Nada mal para un vuelo corto

También se ofrecieron bebidas de cortesía, lo que sumó al valor general de la propuesta a bordo. Sin embargo, la experiencia de servicio resultó algo desigual. El tripulante de cabina que repartía las comidas parecía desganado y visiblemente disgustado, lo que deslució la experiencia. En contraste, el miembro de la tripulación que servía las bebidas fue alegre, amable y profesional, demostrando que la calidad del servicio puede variar notablemente incluso dentro del mismo vuelo.

Experiencia general: mejor que su reputación

A pesar del accidentado comienzo en la facturación, la experiencia en clase turista de Royal Air Maroc resultó ser más positiva de lo esperado. La aerolínea cumplió donde más importaba, en el aire, con un producto a bordo decente, un servicio de comidas respetable y un proceso de embarque fluido. Los problemas surgidos durante la facturación parecen menos incidentes aislados y más el reflejo de las normas generales de atención al cliente, especialmente en Casablanca. Si bien esto no justifica las ineficiencias, sí ofrece cierto contexto para la experiencia.

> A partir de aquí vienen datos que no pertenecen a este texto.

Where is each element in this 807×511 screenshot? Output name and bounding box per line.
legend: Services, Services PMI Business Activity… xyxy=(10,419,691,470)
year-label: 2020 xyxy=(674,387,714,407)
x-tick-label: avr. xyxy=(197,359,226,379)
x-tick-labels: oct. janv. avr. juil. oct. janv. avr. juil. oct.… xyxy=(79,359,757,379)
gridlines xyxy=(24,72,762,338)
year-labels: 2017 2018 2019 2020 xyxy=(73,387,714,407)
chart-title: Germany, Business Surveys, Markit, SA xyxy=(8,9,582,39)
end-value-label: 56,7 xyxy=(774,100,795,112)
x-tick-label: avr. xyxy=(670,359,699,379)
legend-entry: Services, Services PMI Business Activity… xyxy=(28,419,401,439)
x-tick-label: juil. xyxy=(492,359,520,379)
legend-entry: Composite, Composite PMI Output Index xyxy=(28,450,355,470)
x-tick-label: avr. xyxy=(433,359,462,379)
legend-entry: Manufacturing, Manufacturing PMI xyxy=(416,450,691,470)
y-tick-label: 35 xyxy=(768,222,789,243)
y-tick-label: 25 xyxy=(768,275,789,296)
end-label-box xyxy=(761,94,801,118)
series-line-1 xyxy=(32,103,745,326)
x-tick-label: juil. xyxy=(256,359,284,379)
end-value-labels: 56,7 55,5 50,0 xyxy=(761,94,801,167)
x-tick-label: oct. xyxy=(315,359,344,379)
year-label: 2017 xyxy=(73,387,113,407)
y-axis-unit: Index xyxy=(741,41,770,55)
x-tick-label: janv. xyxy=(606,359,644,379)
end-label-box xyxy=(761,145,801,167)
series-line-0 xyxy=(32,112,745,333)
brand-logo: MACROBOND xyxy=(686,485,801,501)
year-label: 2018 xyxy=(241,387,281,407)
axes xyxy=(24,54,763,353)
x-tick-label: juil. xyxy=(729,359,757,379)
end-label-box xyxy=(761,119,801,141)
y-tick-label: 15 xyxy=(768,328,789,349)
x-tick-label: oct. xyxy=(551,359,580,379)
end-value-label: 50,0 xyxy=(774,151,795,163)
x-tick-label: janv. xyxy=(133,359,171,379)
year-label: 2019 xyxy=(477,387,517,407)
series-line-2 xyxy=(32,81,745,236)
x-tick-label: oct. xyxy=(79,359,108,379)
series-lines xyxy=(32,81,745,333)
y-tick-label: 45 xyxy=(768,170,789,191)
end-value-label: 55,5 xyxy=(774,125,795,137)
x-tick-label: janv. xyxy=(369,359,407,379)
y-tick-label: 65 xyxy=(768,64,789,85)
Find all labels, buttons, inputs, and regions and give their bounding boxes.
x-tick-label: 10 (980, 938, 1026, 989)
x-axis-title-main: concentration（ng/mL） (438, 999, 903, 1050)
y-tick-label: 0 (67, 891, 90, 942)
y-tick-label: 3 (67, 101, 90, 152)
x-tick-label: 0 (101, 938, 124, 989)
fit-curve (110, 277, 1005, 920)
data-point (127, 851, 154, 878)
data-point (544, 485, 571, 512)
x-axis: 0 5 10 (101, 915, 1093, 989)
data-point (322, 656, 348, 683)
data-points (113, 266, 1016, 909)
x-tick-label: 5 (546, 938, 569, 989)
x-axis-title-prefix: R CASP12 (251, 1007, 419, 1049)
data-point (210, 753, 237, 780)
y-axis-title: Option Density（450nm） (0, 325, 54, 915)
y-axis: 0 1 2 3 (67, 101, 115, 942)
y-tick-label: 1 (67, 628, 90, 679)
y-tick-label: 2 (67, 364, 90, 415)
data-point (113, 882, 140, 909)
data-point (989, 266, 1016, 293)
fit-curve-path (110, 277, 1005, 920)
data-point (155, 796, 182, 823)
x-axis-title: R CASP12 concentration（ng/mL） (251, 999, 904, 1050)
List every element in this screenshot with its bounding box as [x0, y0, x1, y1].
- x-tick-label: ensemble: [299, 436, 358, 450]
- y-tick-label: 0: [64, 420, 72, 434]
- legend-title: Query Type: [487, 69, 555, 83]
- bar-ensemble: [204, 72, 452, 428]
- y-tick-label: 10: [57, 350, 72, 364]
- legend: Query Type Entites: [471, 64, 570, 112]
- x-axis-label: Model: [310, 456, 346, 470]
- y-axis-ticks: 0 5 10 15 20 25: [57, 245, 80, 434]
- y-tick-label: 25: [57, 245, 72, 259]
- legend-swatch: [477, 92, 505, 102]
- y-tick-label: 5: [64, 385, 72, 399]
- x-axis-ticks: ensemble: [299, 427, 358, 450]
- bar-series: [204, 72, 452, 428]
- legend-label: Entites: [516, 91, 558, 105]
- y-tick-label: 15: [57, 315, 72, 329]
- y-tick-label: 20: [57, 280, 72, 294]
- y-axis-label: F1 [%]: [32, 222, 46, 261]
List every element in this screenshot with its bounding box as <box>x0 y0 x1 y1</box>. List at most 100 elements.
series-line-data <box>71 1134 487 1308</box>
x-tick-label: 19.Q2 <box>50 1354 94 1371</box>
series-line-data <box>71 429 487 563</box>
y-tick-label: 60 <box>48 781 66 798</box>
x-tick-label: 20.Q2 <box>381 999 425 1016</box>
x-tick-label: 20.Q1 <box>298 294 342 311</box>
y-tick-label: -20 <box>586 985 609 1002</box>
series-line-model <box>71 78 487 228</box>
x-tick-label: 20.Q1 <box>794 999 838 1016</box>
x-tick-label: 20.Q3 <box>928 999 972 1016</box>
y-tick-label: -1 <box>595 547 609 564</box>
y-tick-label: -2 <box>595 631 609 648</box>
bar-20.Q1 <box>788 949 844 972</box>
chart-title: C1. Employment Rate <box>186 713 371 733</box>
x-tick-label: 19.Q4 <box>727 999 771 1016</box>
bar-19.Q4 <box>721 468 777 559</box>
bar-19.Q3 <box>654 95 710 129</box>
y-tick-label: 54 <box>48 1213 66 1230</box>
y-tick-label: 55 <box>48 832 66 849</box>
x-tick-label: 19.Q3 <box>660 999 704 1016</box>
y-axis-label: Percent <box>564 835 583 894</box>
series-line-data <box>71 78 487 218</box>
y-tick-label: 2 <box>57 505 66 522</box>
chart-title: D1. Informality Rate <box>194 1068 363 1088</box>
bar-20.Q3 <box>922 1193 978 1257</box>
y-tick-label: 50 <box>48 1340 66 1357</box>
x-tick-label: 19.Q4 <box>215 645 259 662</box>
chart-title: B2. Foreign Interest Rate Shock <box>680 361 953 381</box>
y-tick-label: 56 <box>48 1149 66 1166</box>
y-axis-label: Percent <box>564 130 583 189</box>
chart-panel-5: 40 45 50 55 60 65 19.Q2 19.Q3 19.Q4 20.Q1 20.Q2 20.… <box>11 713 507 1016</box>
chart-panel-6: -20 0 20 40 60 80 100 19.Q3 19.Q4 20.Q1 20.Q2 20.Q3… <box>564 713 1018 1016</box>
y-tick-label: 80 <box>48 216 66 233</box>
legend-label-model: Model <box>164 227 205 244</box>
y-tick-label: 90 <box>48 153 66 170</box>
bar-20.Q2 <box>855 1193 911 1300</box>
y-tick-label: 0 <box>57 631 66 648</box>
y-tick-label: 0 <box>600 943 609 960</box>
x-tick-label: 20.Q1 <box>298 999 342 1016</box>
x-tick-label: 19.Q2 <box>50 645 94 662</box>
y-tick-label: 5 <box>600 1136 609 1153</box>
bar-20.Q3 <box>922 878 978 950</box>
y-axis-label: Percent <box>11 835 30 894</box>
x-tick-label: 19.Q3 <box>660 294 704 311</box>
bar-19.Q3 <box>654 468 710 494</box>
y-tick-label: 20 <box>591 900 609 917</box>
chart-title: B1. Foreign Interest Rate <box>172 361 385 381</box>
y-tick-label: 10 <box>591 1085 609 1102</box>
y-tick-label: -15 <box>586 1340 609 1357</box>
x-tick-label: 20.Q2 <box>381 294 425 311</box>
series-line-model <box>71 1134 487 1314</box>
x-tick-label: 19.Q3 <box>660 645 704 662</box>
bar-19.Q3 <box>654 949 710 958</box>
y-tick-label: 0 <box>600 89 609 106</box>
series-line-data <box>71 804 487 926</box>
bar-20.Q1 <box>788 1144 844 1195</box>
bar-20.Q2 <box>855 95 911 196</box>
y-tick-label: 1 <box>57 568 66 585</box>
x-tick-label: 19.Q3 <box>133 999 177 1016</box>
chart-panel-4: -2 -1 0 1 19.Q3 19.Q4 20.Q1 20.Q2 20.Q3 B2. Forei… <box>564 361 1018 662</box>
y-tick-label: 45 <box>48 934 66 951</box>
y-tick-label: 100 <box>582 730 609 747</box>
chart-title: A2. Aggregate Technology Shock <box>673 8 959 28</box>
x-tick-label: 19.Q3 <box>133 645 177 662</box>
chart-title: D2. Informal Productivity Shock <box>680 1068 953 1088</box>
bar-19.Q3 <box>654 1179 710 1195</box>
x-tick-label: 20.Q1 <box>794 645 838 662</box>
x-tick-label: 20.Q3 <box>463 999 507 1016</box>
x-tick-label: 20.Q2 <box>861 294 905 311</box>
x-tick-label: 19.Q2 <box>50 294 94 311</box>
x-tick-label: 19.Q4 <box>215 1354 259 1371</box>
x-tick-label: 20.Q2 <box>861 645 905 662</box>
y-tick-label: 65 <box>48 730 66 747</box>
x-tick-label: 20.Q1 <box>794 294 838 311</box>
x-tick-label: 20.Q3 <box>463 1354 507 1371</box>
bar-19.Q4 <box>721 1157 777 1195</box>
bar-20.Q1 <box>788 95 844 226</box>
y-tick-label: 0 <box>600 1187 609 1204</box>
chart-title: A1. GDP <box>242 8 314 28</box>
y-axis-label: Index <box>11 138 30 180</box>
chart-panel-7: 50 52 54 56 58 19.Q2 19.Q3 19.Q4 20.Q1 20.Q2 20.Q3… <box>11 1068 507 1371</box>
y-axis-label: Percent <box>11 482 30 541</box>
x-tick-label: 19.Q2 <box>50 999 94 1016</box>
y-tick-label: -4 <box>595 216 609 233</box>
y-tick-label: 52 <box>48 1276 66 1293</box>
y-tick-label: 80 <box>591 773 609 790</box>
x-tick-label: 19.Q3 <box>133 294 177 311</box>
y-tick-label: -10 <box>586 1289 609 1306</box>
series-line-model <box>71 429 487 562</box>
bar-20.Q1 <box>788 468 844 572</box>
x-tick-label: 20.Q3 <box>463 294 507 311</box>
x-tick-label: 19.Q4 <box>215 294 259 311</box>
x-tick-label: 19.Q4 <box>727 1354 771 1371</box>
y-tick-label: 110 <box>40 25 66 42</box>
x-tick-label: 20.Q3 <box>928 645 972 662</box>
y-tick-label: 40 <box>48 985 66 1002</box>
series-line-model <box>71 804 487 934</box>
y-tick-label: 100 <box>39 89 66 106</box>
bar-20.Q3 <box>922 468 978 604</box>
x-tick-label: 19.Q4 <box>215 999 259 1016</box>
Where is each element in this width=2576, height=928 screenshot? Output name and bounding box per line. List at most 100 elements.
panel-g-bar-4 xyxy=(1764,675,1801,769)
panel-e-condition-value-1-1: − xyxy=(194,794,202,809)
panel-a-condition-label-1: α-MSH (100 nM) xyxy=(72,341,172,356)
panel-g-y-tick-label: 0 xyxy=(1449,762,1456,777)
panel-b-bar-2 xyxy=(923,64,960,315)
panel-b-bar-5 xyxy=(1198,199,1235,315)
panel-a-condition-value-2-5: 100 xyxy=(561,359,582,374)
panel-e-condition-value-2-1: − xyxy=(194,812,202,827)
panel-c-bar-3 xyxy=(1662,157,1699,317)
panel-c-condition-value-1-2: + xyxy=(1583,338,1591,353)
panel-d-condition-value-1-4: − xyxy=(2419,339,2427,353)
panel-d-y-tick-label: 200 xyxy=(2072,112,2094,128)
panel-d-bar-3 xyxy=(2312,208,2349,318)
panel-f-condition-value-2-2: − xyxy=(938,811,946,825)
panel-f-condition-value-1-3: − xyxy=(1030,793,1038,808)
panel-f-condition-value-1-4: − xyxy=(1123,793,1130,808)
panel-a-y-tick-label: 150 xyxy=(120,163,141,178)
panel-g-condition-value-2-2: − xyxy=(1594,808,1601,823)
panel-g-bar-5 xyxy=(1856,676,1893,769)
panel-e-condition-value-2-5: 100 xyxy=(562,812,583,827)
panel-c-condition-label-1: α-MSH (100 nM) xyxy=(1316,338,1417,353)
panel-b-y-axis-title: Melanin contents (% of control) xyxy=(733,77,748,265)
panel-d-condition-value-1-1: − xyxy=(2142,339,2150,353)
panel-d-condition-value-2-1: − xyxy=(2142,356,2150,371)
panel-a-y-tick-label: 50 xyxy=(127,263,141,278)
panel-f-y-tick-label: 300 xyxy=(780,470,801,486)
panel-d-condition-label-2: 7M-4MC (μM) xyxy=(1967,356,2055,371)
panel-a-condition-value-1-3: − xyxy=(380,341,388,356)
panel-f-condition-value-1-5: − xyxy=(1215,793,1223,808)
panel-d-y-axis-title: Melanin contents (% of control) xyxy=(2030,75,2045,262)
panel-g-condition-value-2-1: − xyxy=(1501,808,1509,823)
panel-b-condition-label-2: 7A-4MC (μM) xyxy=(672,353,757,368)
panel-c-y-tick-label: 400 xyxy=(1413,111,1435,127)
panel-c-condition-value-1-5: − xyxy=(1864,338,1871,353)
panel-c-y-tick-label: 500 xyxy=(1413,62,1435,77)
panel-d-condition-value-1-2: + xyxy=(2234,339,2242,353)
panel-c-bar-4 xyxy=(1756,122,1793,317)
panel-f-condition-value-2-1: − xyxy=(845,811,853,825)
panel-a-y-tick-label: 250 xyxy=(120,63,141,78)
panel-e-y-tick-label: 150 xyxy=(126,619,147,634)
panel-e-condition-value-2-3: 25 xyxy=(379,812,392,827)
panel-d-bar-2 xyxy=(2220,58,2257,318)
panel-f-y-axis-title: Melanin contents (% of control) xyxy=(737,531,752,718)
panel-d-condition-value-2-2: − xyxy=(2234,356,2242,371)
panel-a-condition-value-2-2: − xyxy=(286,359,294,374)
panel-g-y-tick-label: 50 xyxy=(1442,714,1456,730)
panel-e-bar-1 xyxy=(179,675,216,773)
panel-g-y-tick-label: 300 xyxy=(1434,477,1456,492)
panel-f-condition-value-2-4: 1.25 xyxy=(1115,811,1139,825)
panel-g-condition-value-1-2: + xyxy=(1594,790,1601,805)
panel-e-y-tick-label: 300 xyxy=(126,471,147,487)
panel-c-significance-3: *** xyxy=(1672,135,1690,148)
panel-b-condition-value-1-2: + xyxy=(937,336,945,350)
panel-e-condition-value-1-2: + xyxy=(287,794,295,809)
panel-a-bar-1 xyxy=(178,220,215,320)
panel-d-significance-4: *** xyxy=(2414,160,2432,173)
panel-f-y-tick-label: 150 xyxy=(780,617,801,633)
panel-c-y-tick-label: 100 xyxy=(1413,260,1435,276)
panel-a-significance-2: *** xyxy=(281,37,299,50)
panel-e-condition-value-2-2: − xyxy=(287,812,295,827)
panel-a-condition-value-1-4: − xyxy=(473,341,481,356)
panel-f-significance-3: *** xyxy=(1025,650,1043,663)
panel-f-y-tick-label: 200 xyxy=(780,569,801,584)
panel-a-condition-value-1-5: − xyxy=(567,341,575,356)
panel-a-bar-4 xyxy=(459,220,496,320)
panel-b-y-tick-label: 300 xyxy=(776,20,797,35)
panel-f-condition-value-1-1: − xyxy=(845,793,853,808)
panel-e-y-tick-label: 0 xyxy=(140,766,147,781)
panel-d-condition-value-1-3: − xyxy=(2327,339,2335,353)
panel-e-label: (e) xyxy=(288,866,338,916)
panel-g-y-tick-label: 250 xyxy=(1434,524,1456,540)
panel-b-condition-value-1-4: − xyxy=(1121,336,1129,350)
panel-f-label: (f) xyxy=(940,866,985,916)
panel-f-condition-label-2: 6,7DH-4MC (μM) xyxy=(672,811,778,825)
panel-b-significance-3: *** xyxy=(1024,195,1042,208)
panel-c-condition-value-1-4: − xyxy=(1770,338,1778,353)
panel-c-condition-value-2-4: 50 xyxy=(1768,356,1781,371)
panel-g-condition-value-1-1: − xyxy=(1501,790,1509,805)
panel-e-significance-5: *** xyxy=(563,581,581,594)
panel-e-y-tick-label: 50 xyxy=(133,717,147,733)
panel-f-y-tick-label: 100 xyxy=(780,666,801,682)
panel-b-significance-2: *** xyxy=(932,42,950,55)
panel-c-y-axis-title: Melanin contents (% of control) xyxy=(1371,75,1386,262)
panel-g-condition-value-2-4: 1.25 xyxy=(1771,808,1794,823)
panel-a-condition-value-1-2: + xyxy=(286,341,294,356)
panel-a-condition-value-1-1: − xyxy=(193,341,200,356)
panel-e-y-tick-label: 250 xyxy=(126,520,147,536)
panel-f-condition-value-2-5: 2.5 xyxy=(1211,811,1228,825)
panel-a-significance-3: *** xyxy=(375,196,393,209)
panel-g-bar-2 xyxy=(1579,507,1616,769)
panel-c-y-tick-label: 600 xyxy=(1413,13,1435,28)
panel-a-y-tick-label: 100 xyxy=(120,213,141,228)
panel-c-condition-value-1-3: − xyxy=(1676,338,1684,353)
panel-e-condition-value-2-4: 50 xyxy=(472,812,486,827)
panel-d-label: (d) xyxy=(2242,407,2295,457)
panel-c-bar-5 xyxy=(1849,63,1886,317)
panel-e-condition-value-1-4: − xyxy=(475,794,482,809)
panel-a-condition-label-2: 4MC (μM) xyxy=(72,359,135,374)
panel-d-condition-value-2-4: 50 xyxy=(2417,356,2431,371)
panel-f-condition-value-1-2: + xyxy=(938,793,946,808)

En definitiva, Royal Air Maroc es una aerolínea respetable a la que quizás se juzgue con más dureza de la que merece. Tiene áreas claras de mejora, en particular en la atención en tierra y la formación del personal, pero también ofrece una sólida relación calidad-precio en clase turista. Y si hay que hacer comparaciones dentro de la alianza oneworld, American Airlines sigue ostentando, en mi opinión, el título de la peor aerolínea, lo que hace que el desempeño de Royal Air Maroc parezca considerablemente mejor en comparación.